- Relator(a)
- Jose Pedro de Camargo Rodrigues de Souza
- Órgão julgador
- 8ª Turma
- Data do julgamento
- 03/06/2025
- Data de publicação
- 11/06/2025
TST – Agravo 0001497-45.2023.5.07.0027, Rel. Jose Pedro de Camargo Rodrigues de Souza, 8ª Turma, j. 03/06/2025, p. 11/06/2025
EMENTA: AGRAVO INTERPOSTO PELO RECLAMANTE. LEI Nº 13.467/2017. EXECUÇÃO. INTERVALO DO ARTIGO 384 DA CLT. REVOGAÇÃO LEGISLATIVA. COMPREENSÃO DA COISA JULGADA. LIMITAÇÃO POSSÍVEL DO TÍTULO EXECUTIVO. NÃO PROVIMENTO. 1. A eficácia da coisa julgada em relações jurídicas de trato continuado condiciona-se à manutenção dos pressupostos fáticos e jurídicos que lhe deram origem. A superveniente revogação do artigo 384 da CLT, pela Reforma Trabalhista, configura fato jurídico novo, apto a exaurir os efeitos futuros da sentença, sem que isso importe violação à coisa julgada ou afronta aos princípios constitucionais do direito adquirido, da irretroatividade das leis e da irredutibilidade salarial, conforme linha de decisão adotada pelo E. STF no RE 596.663, Rel. Min. Teori Zavascki. 2. Na hipótese, o título executivo foi formado sob a vigência do artigo 384 da CLT, sem que a ação de conhecimento tenha apreciado os efeitos da posterior revogação legislativa.

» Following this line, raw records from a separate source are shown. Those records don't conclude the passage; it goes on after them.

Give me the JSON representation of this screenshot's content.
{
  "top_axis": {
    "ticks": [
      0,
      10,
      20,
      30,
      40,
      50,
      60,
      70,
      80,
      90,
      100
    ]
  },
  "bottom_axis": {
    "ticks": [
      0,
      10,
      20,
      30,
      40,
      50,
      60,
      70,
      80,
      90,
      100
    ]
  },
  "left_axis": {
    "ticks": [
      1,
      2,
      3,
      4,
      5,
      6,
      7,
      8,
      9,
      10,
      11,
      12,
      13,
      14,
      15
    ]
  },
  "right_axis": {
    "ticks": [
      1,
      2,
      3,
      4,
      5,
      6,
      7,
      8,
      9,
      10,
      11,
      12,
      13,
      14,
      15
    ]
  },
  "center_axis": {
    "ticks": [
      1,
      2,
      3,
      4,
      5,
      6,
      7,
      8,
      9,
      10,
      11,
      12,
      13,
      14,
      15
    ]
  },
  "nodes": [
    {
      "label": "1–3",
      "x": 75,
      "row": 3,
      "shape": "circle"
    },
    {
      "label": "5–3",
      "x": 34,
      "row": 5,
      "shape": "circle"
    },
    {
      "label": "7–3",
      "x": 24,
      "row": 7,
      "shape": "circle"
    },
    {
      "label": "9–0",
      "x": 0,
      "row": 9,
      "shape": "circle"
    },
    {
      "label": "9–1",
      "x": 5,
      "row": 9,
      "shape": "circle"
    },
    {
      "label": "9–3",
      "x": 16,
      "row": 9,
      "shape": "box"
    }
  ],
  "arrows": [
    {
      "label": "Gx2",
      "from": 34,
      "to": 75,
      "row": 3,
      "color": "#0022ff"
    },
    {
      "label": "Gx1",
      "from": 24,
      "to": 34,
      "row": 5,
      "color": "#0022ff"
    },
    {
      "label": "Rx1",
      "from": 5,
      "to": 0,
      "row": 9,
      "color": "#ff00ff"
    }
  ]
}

O Tribunal Regional, reconhecendo a superveniência de nova ordem jurídica, limitou a execução do intervalo ao período em que vigente o referido dispositivo legal. 3. Desse modo, a restrição dos efeitos da condenação ao período anterior à alteração legislativa não afronta a coisa julgada, tampouco configura redução salarial ilícita ou aplicação retroativa da lei nova, mas traduz a correta adequação da execução à ordem jurídica vigente e ao conceito de coisa julgada e sua respectiva eficácia. Agravo a que se nega provimento. (Tribunal Superior do Trabalho (8ª Turma). Acórdão: 0001497-45.2023.5.07.0027. Relator(a): JOSE PEDRO DE CAMARGO RODRIGUES DE SOUZA. Data de julgamento: 03/06/2025. Juntado aos autos em 11/06/2025.)